Almost 74,000 buyers claimed the credit even though they probably owned a house over the past three years (the credit is only available to those who did not own during that period). One dead give-away: More than 12,000 of this bunch claimed the residential energy credit sometime during the past three years. Another 19,000 filed for the homebuyer credit even though they had not actually gotten around to buying a house, a fairly spectacular exhibition of chutzpah. And 580 credits were claimed on behalf of children, including at least one four-year-old—obviously a budding real estate developer …
… There is a lot more we need to learn about this mess. But it is easy to imagine the recipe. Take a commssion-starved real estate agent, add a buyer looking for a deal, and throw in a huge cash payment from the government. Is it any surprise that 10 percent of those claiming the credit either bungled the transaction or were engaged in a flat-out scam.
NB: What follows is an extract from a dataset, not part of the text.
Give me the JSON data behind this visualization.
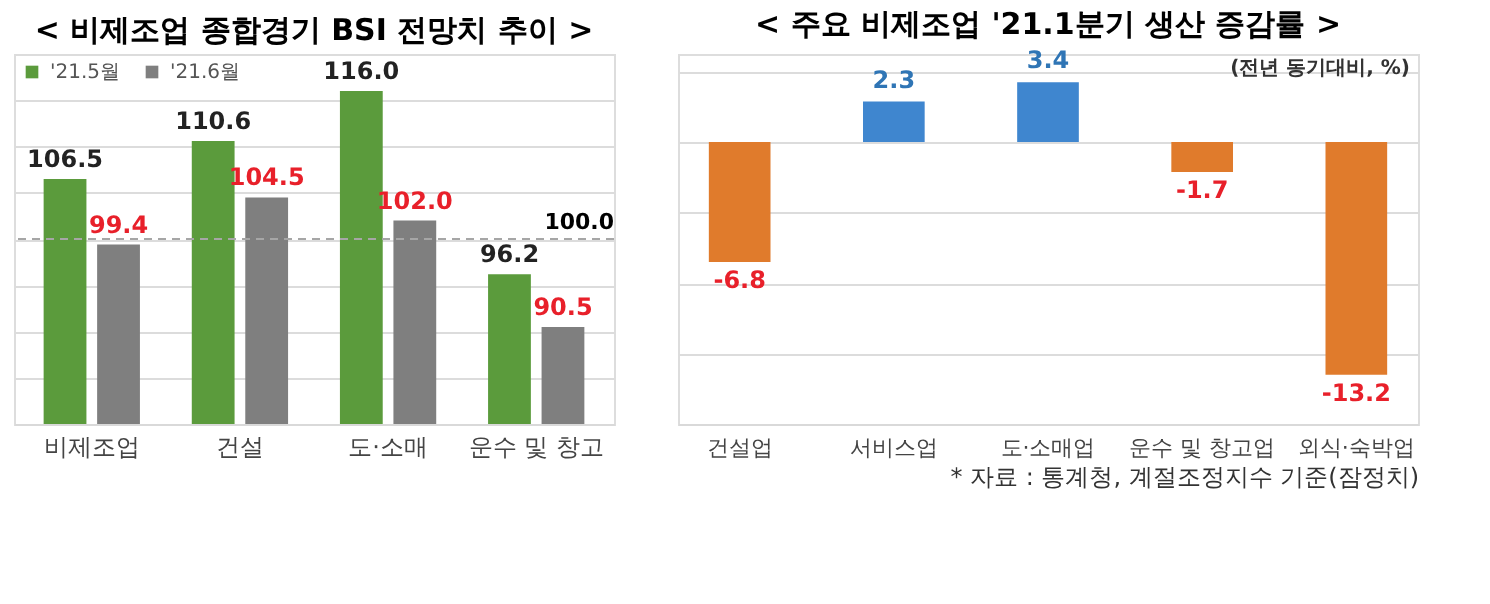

Add to all of this the estimate by Ted Gayer at Brookings that more than 85 percent of the projected 2 million people expected to claim the credit would have bought a house anyway. Like the late, unlamented cash for clunkers program, the homebuyer subsidy is very likely doing little more than further running up the national debt to accelerate some home purchases.
Congress is now debating whether to either continue the credit into next year or even expand it to include all home purchases. This program, as they used to say up in the North End of Boston, needs to take two in the hat.
– Howard Gleckman, senior research associate at the Urban Institute and editor of the Tax Policy Center‘s TaxVox blog, characterizing the $8,000 first-time buyer tax credit as an irredeemable “boondoggle.” For now, the credit is set to expire after November 30.